The subcontinent under British rule: the image of rural stability
The great land mass of the Indian subcontinent, equivalent to Europe in size, came under the political control of Britain in piecemeal fashion from the middle of the eighteenth century to the early nineteenth century. In theory, the ruling authority was until 1858 the East India Company (EIC), a trading company whose origins lay in a royal charter of 1600. But as it transformed itself in the early 1800s into an organisation for governance and military control, its trading activities declined as a component of its activities and profit.

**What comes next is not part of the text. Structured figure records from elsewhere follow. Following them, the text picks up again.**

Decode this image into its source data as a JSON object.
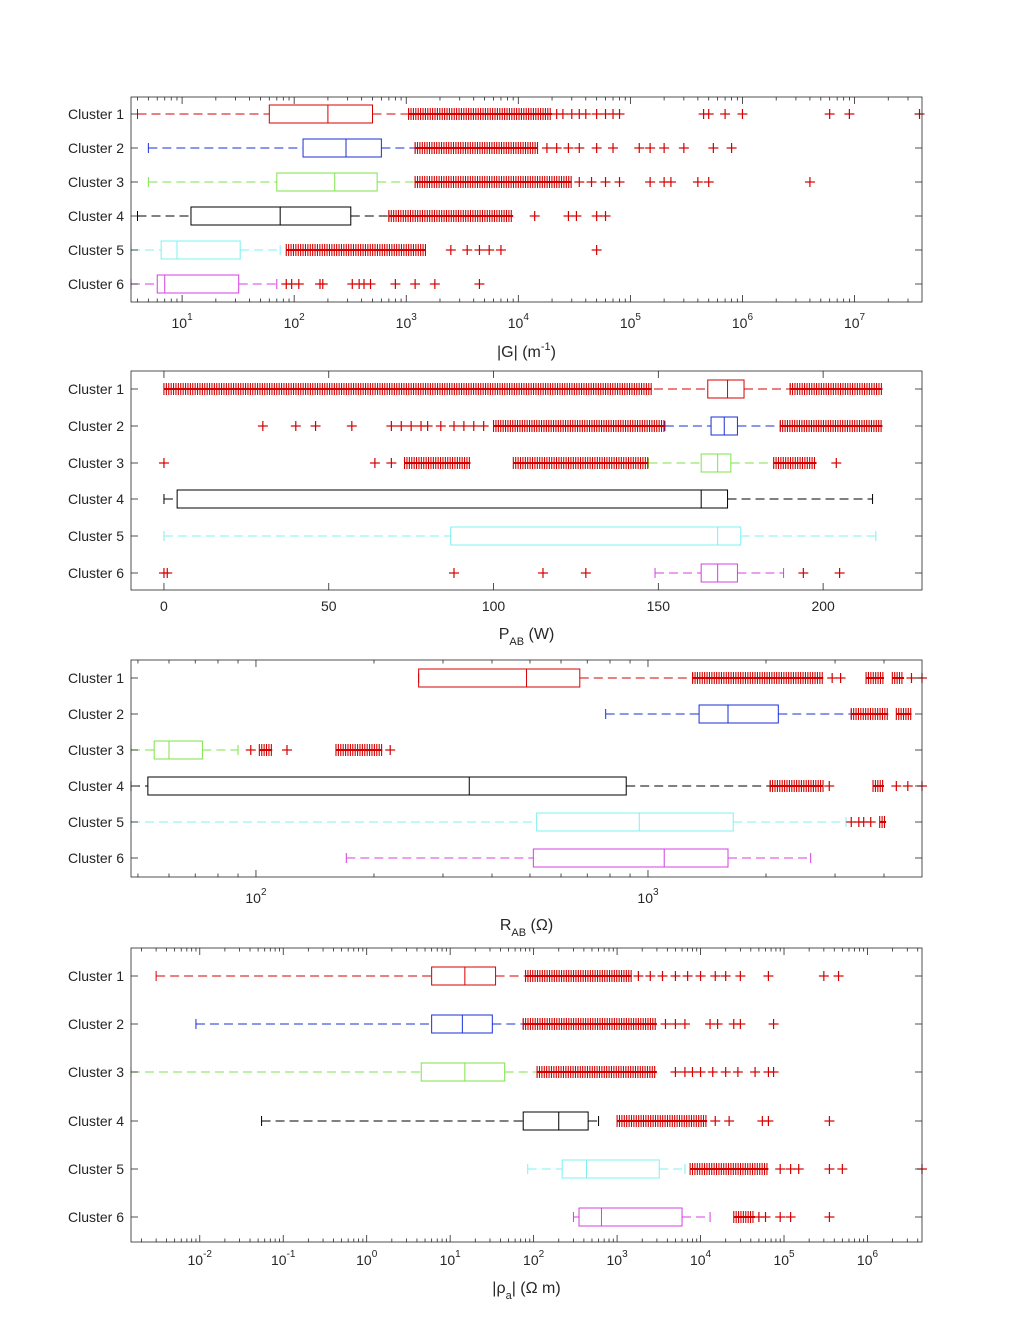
{
  "chart_data": [
    {
      "type": "box",
      "scale": "log",
      "xlabel_main": "|G|",
      "xlabel_unit": " (m",
      "xlabel_sup": "-1",
      "xlabel_close": ")",
      "xlim": [
        3.5,
        40000000
      ],
      "ticks": [
        {
          "value": 10,
          "base": "10",
          "exp": "1"
        },
        {
          "value": 100,
          "base": "10",
          "exp": "2"
        },
        {
          "value": 1000,
          "base": "10",
          "exp": "3"
        },
        {
          "value": 10000,
          "base": "10",
          "exp": "4"
        },
        {
          "value": 100000,
          "base": "10",
          "exp": "5"
        },
        {
          "value": 1000000,
          "base": "10",
          "exp": "6"
        },
        {
          "value": 10000000,
          "base": "10",
          "exp": "7"
        }
      ],
      "series": [
        {
          "name": "Cluster 1",
          "color": "#d40000",
          "whisker_low": 4,
          "q1": 60,
          "median": 200,
          "q3": 500,
          "whisker_high": 1050,
          "outlier_bands": [
            [
              1050,
              20000
            ]
          ],
          "outliers": [
            22000,
            25000,
            30000,
            35000,
            40000,
            50000,
            60000,
            70000,
            80000,
            450000,
            500000,
            700000,
            1000000,
            6000000,
            9000000,
            38000000
          ]
        },
        {
          "name": "Cluster 2",
          "color": "#1a2fd6",
          "whisker_low": 5,
          "q1": 120,
          "median": 290,
          "q3": 600,
          "whisker_high": 1200,
          "outlier_bands": [
            [
              1200,
              15000
            ]
          ],
          "outliers": [
            18000,
            22000,
            28000,
            35000,
            50000,
            70000,
            120000,
            150000,
            200000,
            300000,
            550000,
            800000
          ]
        },
        {
          "name": "Cluster 3",
          "color": "#7fe34a",
          "whisker_low": 5,
          "q1": 70,
          "median": 230,
          "q3": 550,
          "whisker_high": 1200,
          "outlier_bands": [
            [
              1200,
              30000
            ]
          ],
          "outliers": [
            35000,
            45000,
            60000,
            80000,
            150000,
            200000,
            230000,
            400000,
            500000,
            4000000
          ]
        },
        {
          "name": "Cluster 4",
          "color": "#000000",
          "whisker_low": 4,
          "q1": 12,
          "median": 75,
          "q3": 320,
          "whisker_high": 700,
          "outlier_bands": [
            [
              700,
              9000
            ]
          ],
          "outliers": [
            14000,
            28000,
            33000,
            50000,
            60000
          ]
        },
        {
          "name": "Cluster 5",
          "color": "#7ff0f0",
          "whisker_low": 3.5,
          "q1": 6.5,
          "median": 9,
          "q3": 33,
          "whisker_high": 75,
          "outlier_bands": [
            [
              85,
              1500
            ]
          ],
          "outliers": [
            2500,
            3500,
            4500,
            5500,
            7000,
            50000
          ]
        },
        {
          "name": "Cluster 6",
          "color": "#d43fe0",
          "whisker_low": 3.5,
          "q1": 6,
          "median": 7,
          "q3": 32,
          "whisker_high": 70,
          "outlier_bands": [],
          "outliers": [
            85,
            95,
            110,
            170,
            180,
            330,
            380,
            420,
            480,
            800,
            1200,
            1800,
            4500
          ]
        }
      ]
    },
    {
      "type": "box",
      "scale": "linear",
      "xlabel_main": "P",
      "xlabel_sub": "AB",
      "xlabel_unit": " (W)",
      "xlim": [
        -10,
        230
      ],
      "ticks": [
        {
          "value": 0,
          "label": "0"
        },
        {
          "value": 50,
          "label": "50"
        },
        {
          "value": 100,
          "label": "100"
        },
        {
          "value": 150,
          "label": "150"
        },
        {
          "value": 200,
          "label": "200"
        }
      ],
      "series": [
        {
          "name": "Cluster 1",
          "color": "#d40000",
          "whisker_low": 0,
          "q1": 165,
          "median": 171,
          "q3": 176,
          "whisker_high": 190,
          "outlier_bands": [
            [
              0,
              148
            ],
            [
              190,
              218
            ]
          ],
          "outliers": []
        },
        {
          "name": "Cluster 2",
          "color": "#1a2fd6",
          "whisker_low": 152,
          "q1": 166,
          "median": 170,
          "q3": 174,
          "whisker_high": 187,
          "outlier_bands": [
            [
              100,
              152
            ],
            [
              187,
              218
            ]
          ],
          "outliers": [
            30,
            40,
            46,
            57,
            69,
            72,
            75,
            78,
            80,
            84,
            88,
            91,
            94,
            97
          ]
        },
        {
          "name": "Cluster 3",
          "color": "#7fe34a",
          "whisker_low": 147,
          "q1": 163,
          "median": 168,
          "q3": 172,
          "whisker_high": 185,
          "outlier_bands": [
            [
              73,
              93
            ],
            [
              106,
              147
            ],
            [
              185,
              198
            ]
          ],
          "outliers": [
            0,
            64,
            69,
            204
          ]
        },
        {
          "name": "Cluster 4",
          "color": "#000000",
          "whisker_low": 0,
          "q1": 4,
          "median": 163,
          "q3": 171,
          "whisker_high": 215,
          "outlier_bands": [],
          "outliers": []
        },
        {
          "name": "Cluster 5",
          "color": "#7ff0f0",
          "whisker_low": 0,
          "q1": 87,
          "median": 168,
          "q3": 175,
          "whisker_high": 216,
          "outlier_bands": [],
          "outliers": []
        },
        {
          "name": "Cluster 6",
          "color": "#d43fe0",
          "whisker_low": 149,
          "q1": 163,
          "median": 168,
          "q3": 174,
          "whisker_high": 188,
          "outlier_bands": [],
          "outliers": [
            0,
            1,
            88,
            115,
            128,
            194,
            205
          ]
        }
      ]
    },
    {
      "type": "box",
      "scale": "log",
      "xlabel_main": "R",
      "xlabel_sub": "AB",
      "xlabel_unit": " (Ω)",
      "xlim": [
        48,
        5000
      ],
      "ticks": [
        {
          "value": 100,
          "base": "10",
          "exp": "2"
        },
        {
          "value": 1000,
          "base": "10",
          "exp": "3"
        }
      ],
      "series": [
        {
          "name": "Cluster 1",
          "color": "#d40000",
          "whisker_low": 260,
          "q1": 260,
          "median": 490,
          "q3": 670,
          "whisker_high": 1300,
          "outlier_bands": [
            [
              1300,
              2800
            ],
            [
              3600,
              4000
            ],
            [
              4200,
              4500
            ]
          ],
          "outliers": [
            2950,
            3100,
            4700,
            5000
          ]
        },
        {
          "name": "Cluster 2",
          "color": "#1a2fd6",
          "whisker_low": 780,
          "q1": 1350,
          "median": 1600,
          "q3": 2150,
          "whisker_high": 3300,
          "outlier_bands": [
            [
              3300,
              4100
            ],
            [
              4300,
              4700
            ]
          ],
          "outliers": []
        },
        {
          "name": "Cluster 3",
          "color": "#7fe34a",
          "whisker_low": 48,
          "q1": 55,
          "median": 60,
          "q3": 73,
          "whisker_high": 90,
          "outlier_bands": [
            [
              102,
              110
            ],
            [
              160,
              210
            ]
          ],
          "outliers": [
            97,
            120,
            220
          ]
        },
        {
          "name": "Cluster 4",
          "color": "#000000",
          "whisker_low": 48,
          "q1": 53,
          "median": 350,
          "q3": 880,
          "whisker_high": 2050,
          "outlier_bands": [
            [
              2050,
              2800
            ],
            [
              3750,
              4000
            ]
          ],
          "outliers": [
            2900,
            4300,
            4600,
            5000
          ]
        },
        {
          "name": "Cluster 5",
          "color": "#7ff0f0",
          "whisker_low": 48,
          "q1": 520,
          "median": 950,
          "q3": 1650,
          "whisker_high": 3200,
          "outlier_bands": [
            [
              3900,
              4050
            ]
          ],
          "outliers": [
            3300,
            3450,
            3550,
            3700
          ]
        },
        {
          "name": "Cluster 6",
          "color": "#d43fe0",
          "whisker_low": 170,
          "q1": 510,
          "median": 1100,
          "q3": 1600,
          "whisker_high": 2600,
          "outlier_bands": [],
          "outliers": []
        }
      ]
    },
    {
      "type": "box",
      "scale": "log",
      "xlabel_prefix": "|",
      "xlabel_main": "ρ",
      "xlabel_sub": "a",
      "xlabel_unit": "| (Ω m)",
      "xlim": [
        0.0015,
        4500000
      ],
      "ticks": [
        {
          "value": 0.01,
          "base": "10",
          "exp": "-2"
        },
        {
          "value": 0.1,
          "base": "10",
          "exp": "-1"
        },
        {
          "value": 1,
          "base": "10",
          "exp": "0"
        },
        {
          "value": 10,
          "base": "10",
          "exp": "1"
        },
        {
          "value": 100,
          "base": "10",
          "exp": "2"
        },
        {
          "value": 1000,
          "base": "10",
          "exp": "3"
        },
        {
          "value": 10000,
          "base": "10",
          "exp": "4"
        },
        {
          "value": 100000,
          "base": "10",
          "exp": "5"
        },
        {
          "value": 1000000,
          "base": "10",
          "exp": "6"
        }
      ],
      "series": [
        {
          "name": "Cluster 1",
          "color": "#d40000",
          "whisker_low": 0.003,
          "q1": 6,
          "median": 15,
          "q3": 35,
          "whisker_high": 80,
          "outlier_bands": [
            [
              80,
              1500
            ]
          ],
          "outliers": [
            1800,
            2500,
            3500,
            5000,
            7000,
            10000,
            15000,
            20000,
            30000,
            65000,
            300000,
            450000
          ]
        },
        {
          "name": "Cluster 2",
          "color": "#1a2fd6",
          "whisker_low": 0.009,
          "q1": 6,
          "median": 14,
          "q3": 32,
          "whisker_high": 75,
          "outlier_bands": [
            [
              75,
              3000
            ]
          ],
          "outliers": [
            3800,
            5000,
            6500,
            13000,
            16000,
            25000,
            30000,
            75000
          ]
        },
        {
          "name": "Cluster 3",
          "color": "#7fe34a",
          "whisker_low": 0.0015,
          "q1": 4.5,
          "median": 15,
          "q3": 45,
          "whisker_high": 110,
          "outlier_bands": [
            [
              110,
              3000
            ]
          ],
          "outliers": [
            5000,
            6500,
            8000,
            10000,
            14000,
            20000,
            28000,
            45000,
            65000,
            75000
          ]
        },
        {
          "name": "Cluster 4",
          "color": "#000000",
          "whisker_low": 0.055,
          "q1": 75,
          "median": 200,
          "q3": 450,
          "whisker_high": 600,
          "outlier_bands": [
            [
              1000,
              12000
            ]
          ],
          "outliers": [
            15000,
            22000,
            55000,
            65000,
            350000
          ]
        },
        {
          "name": "Cluster 5",
          "color": "#7ff0f0",
          "whisker_low": 85,
          "q1": 220,
          "median": 430,
          "q3": 3200,
          "whisker_high": 6500,
          "outlier_bands": [
            [
              7500,
              65000
            ]
          ],
          "outliers": [
            90000,
            120000,
            150000,
            350000,
            500000,
            4500000
          ]
        },
        {
          "name": "Cluster 6",
          "color": "#d43fe0",
          "whisker_low": 300,
          "q1": 350,
          "median": 650,
          "q3": 6000,
          "whisker_high": 13000,
          "outlier_bands": [
            [
              25000,
              45000
            ]
          ],
          "outliers": [
            50000,
            60000,
            90000,
            120000,
            350000
          ]
        }
      ]
    }
  ]
}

The modern South Asian diaspora, as it exists at the start of the twenty first century, is a very complex human phenomenon. It has been fashioned by many different migratory trajectories of distinctive groups of people out of the subcontinent over at least a century and a half, which have created multiple strands in the diaspora. Chapter 1 sketched the changing environment over this period that enabled the movement of people out of South Asia, in terms of local and international economic change, political power and public policy, and the changing technology of transport and communication. This chapter charts the major historical flows of South Asian people from the early nineteenth century to the present. (See maps 1–6 of journeys and settlements.) It deals primarily with the initial stage of overseas movement, whether this was a first or a second migration, as in the case of some South Asian groups who were forced to move onwards often decades after their original journey, becoming ‘twice-migrants’. It sets the scene for the following three chapters, which analyse how migrants dealt over time with the many challenges facing them as they made new homes on arrival and in subsequent years.